Plenary Lecture

Multimedia Literacy in Preschool and Primary Education

Assistant Professor Nives Mikelic Preradovic
Faculty of Humanities and Social Sciences
University of Zagreb
Croatia
E-mail: nives.mikelic@gmail.com

Abstract: Multimedia literacy represents a set of skills enabling individuals to effectively find, interpret, use, evaluate and even create multimedia. It encompasses abilities needed to process and exploit all components of multimedia: text, sound, image, animation, video and interactivity.
According to UNESCO, alphabetic literacy (the ability to identify, understand, interpret, create, communicate, compute and use printed and written materials associated with varying contexts) is a human right and the foundation of all learning. It is also a skill that begins in infancy and continues to grow over the lifetime.
But, today’s children are not limited to written materials; they are frequentconsumers of multimedia, surrounded by video games and dynamic media with a high level of interactivity. They prefer the content presented by graphics, sound and video more than written materials and are impatient for the traditional slow systematic transfer of the learning content. Therefore, they must be taught to construct meaning from multiple modes of presentation of the learning content and to evaluate the multimedia.
The first part of the lecture summarizes the necessary elements of multimedia literacy education, its key stakeholders and emphasizes its role in the early years of life.
Parents, caregivers and educators all play a role in building the foundation for multimedia literacy. The need for multimedia literacy education puts forward new requirements to caregivers, parents and educators, who are expected to become multimedia literate lifelong learners. On the other hand, preschool and primary school literacy education still tends to focus on alphabetic literacy and traditional approach that does not take into account the wealth of knowledge children acquire through everyday contact with constantly evolving multimedia environments.
In the second part of the lecture, a new paradigm implied by multimedia competencies will be discussed.
Although they recognize the importance of children to be multimedia literate, a large percentage of preschool and primary school systems in the developed world still does not include multimedia literacy into the obligatory curriculum. If a curriculum combines multiple instructional tools (text, sound, video and images), it is possible to attract children’ attention and deepen their learning experience.
Therefore, the last part of the lecture will summarize approaches, similarities, differences, advantages and issues of introducing multimedia literacy education in preschools and primary schools in different countries of the world.

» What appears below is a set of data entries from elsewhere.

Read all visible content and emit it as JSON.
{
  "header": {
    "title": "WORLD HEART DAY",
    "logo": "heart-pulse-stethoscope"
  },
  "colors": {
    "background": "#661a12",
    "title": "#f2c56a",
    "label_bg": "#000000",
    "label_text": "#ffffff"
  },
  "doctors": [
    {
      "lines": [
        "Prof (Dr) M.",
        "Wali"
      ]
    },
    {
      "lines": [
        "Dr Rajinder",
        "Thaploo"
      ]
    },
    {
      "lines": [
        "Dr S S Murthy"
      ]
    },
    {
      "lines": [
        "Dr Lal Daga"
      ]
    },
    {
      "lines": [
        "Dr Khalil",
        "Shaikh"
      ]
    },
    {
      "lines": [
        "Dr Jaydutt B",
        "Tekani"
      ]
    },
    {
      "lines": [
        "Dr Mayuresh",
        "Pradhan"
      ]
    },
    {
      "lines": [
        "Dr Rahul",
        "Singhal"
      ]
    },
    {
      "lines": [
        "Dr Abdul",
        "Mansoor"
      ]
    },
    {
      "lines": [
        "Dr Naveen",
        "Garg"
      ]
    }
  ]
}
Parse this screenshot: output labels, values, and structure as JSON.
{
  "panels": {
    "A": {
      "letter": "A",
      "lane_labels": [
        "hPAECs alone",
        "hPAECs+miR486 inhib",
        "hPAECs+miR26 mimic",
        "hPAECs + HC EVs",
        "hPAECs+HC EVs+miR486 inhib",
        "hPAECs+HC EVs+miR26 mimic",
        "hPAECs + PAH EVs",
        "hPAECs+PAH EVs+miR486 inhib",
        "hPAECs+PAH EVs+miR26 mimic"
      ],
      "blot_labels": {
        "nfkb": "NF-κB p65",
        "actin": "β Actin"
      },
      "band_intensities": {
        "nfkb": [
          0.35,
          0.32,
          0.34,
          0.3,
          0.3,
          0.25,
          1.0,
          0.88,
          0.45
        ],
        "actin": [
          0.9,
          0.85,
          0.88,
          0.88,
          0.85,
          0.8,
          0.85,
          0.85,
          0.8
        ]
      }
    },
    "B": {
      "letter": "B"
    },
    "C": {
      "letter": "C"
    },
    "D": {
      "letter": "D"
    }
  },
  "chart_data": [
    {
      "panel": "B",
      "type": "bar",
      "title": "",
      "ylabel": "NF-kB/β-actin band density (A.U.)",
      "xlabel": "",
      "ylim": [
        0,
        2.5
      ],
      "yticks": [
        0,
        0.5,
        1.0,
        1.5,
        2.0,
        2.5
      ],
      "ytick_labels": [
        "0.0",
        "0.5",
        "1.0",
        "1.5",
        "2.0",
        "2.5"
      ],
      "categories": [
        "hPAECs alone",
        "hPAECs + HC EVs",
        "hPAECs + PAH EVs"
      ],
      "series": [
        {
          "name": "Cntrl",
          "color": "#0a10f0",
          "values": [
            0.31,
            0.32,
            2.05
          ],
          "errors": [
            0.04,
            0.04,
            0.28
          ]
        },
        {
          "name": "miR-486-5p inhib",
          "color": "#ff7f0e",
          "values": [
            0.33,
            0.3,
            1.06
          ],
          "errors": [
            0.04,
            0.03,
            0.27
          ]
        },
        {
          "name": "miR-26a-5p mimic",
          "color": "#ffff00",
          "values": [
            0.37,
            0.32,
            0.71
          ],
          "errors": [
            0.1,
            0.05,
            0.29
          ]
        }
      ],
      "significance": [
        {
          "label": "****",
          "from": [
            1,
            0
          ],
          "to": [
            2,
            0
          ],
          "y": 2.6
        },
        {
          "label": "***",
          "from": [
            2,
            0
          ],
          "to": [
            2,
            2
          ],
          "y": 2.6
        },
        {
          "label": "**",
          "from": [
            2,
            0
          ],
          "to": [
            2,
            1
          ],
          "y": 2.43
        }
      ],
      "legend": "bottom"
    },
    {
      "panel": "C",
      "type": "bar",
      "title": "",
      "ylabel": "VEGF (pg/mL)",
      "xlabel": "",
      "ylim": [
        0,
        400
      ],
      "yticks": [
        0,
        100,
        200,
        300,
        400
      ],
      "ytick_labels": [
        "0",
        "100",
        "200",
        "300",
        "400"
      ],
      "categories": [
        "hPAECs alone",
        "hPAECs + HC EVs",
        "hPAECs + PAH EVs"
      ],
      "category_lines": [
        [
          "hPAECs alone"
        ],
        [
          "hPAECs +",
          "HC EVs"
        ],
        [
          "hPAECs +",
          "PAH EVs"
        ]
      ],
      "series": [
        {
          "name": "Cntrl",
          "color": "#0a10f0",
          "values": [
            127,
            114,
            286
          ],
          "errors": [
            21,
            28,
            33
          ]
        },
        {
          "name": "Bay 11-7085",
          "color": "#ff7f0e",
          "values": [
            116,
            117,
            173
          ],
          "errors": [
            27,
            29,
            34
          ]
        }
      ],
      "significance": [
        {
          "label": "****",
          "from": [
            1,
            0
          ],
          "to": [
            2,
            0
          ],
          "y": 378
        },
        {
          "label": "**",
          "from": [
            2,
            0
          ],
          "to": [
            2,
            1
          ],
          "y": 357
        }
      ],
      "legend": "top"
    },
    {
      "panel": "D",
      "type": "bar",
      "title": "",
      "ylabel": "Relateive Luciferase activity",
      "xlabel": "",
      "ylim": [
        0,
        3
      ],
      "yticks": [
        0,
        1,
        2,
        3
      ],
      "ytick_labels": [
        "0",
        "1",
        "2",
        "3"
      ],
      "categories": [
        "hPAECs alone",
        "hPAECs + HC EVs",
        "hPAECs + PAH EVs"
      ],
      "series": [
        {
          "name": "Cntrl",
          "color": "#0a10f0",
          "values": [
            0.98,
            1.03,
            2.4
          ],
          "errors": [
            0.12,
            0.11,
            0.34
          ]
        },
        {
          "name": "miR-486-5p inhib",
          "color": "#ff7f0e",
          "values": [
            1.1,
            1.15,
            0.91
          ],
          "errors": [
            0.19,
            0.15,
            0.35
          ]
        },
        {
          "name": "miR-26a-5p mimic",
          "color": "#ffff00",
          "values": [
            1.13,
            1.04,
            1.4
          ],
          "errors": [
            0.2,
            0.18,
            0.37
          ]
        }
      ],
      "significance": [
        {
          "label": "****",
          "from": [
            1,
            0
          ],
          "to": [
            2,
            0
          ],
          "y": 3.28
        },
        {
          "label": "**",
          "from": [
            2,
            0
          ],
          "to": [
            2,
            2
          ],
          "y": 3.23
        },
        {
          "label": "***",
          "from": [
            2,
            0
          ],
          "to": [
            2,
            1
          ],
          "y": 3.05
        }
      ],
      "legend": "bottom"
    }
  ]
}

Brief Biography of the Speaker: Nives Mikelić Preradović is assistant professor at the Department of Information Sciences, Faculty of Humanities and Social Sciences, University of Zagreb. She obtained her MA in Croatian language and literature and Information sciences at the University of Zagreb andher MPhil in Natural Language Processing at Cambridge University, UK. She obtained her PhD in 2008 at the Zagreb University on the development of the Croatian Valency Lexicon – Crovallex and accentual-derivational models for Croatian nouns and adjectives as well as accentual-conjugational model for verbs. In 2006 she spent a semester doing teaching and research at Georgetown University, USA. She published a book, 22 journal papers, 15 book chapters and about 12 scientific papers in conference proceedings, part of them in WSEAS conferences. She was the editor of 2 WSEAS conference proceedings. Her research interests include developing multilingual valency lexicons, morphosyntactic annotation, sentiment analysis (opinion mining), computer-assisted language learning, multimedia, text summarization and service learning (community-based learning).
Prof. Mikelić Preradović participated in several international and national projects: ACCURAT (Analysis and evaluation of Comparable Corpora for Under Resourced Areas of machine Translation), CESAR (CEntral and South-east europeAn Resources), Abu-MaTran (Automatic Building of Machine Translation), Typology of Knowledge and Information Processing Methods and Design and Management of Public Knowledge in the Information Space.